Alman basınında yapılan yorumlarda Federal Hükümet’in Afrin harekâtı konusunda temkinli açıklamaları değişik değerlendirmelere konu oldu. Analizlerde, Berlin’deki hükümet çevrelerinin Ankara’yla son iki yılda yaşanan kriz sonrasında, son haftalarda normalleşmeye başlayan Almanya-Türkiye ilişkilerinin yeniden gerilim sürecine girmemesi için büyük bir gayret içinde olduklarına dikkat çekilirken, Başbakan Angela Merkel’in bugüne kadar Afrin konusunda bir açıklama yapmaması bu tutumun bir işareti olarak tanımlanıyor.

Öte yandan Afrin’e yönelik askeri operasyona karşı Kürt grupların protesto gösterileri ve eylemleri endişeye neden oluyor. Geçen günlerde Linden ve Leipzig kentlerinde iki camiye PKK’lı olduğu tahmin edilen gruplar tarafından taşlı-boyalı saldırı düzenlenmiş, saldırganlar camilerin camlarını kırıp, duvarlara Türkiye karşıtı sloganlar yazarak kaçmıştı.

Hannover Havalimanı’nda ise Türkiye’ye giden uçakların bulunduğu giriş kapısında, ellerinde YPG flamaları olan bir grupla, Türk yolcular arasında arbede yaşanmıştı.

Diyanet İşleri Türk İslam Birliği (DİTİB), camilere yönelik saldırıları kınayarak, DİTİB camilerinin sosyal ağlarda ve medya ‎tartışmalarında açıkça hedef gösterildiğini belirtti. Açıklamada, camilerde Afrin operasyonuna katılan askerler için Fetih suresi okutulduğu yönündeki haberlerde yalanlandı. Açıklamada "DİTİB tarafından camilerde belirli bir duanın ‎yapılması şeklinde bir çağrı yapılmamıştır. Her ‎inanan Müslüman veya DİTİB Camisi'nin ihtiyaç ‎durumuna göre barış için dua etmesi kendi ‎vereceği karardır" denildi.

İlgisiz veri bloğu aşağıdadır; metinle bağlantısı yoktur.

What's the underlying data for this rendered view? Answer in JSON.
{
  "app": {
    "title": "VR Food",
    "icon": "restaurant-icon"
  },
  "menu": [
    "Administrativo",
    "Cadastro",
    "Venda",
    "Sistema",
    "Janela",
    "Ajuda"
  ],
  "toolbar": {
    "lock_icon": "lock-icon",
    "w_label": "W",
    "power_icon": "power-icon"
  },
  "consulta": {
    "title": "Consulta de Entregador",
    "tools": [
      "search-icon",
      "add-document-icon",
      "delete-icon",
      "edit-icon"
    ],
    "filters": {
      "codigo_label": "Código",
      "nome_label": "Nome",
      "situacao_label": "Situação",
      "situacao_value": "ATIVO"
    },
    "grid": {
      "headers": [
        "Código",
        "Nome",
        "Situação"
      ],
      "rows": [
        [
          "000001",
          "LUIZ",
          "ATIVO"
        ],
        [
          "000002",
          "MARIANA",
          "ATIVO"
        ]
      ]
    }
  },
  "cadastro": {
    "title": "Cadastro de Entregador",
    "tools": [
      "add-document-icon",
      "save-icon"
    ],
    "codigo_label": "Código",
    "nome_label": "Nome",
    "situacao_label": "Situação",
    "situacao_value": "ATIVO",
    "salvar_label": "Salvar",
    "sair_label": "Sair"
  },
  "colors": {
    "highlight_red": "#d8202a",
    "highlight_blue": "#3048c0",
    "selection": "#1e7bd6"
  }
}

Alman medyasında çıkan haberlerde, DİTİB’e bağlı camilerde geçen pazartesi günü Fetih surelerinin okunduğu öne sürülmüştü.

Öte yandan Köln kentinde bir araya gelen ve Kürtleri temsil ettiklerini ifade eden 55 örgüt ve inisiyatif temsilcisi, Afrin’e yönelik askeri operasyonu kınayarak, gösteri çağrısı yaptı. Askeri operasyona karşı yazılı ortak açıklamada, "Savaşa karşı çıkan bütün güçleri gösteriye katılma çağrısı" yapıldı.

Söz konusu gösterinin önümüzdeki Cumartesi Köln’de yapılacağı öğrenilirken, aynı gün Avrupa’nın diğer ülkelerinde de benzer eylemlerin düzenleneceği haber alındı.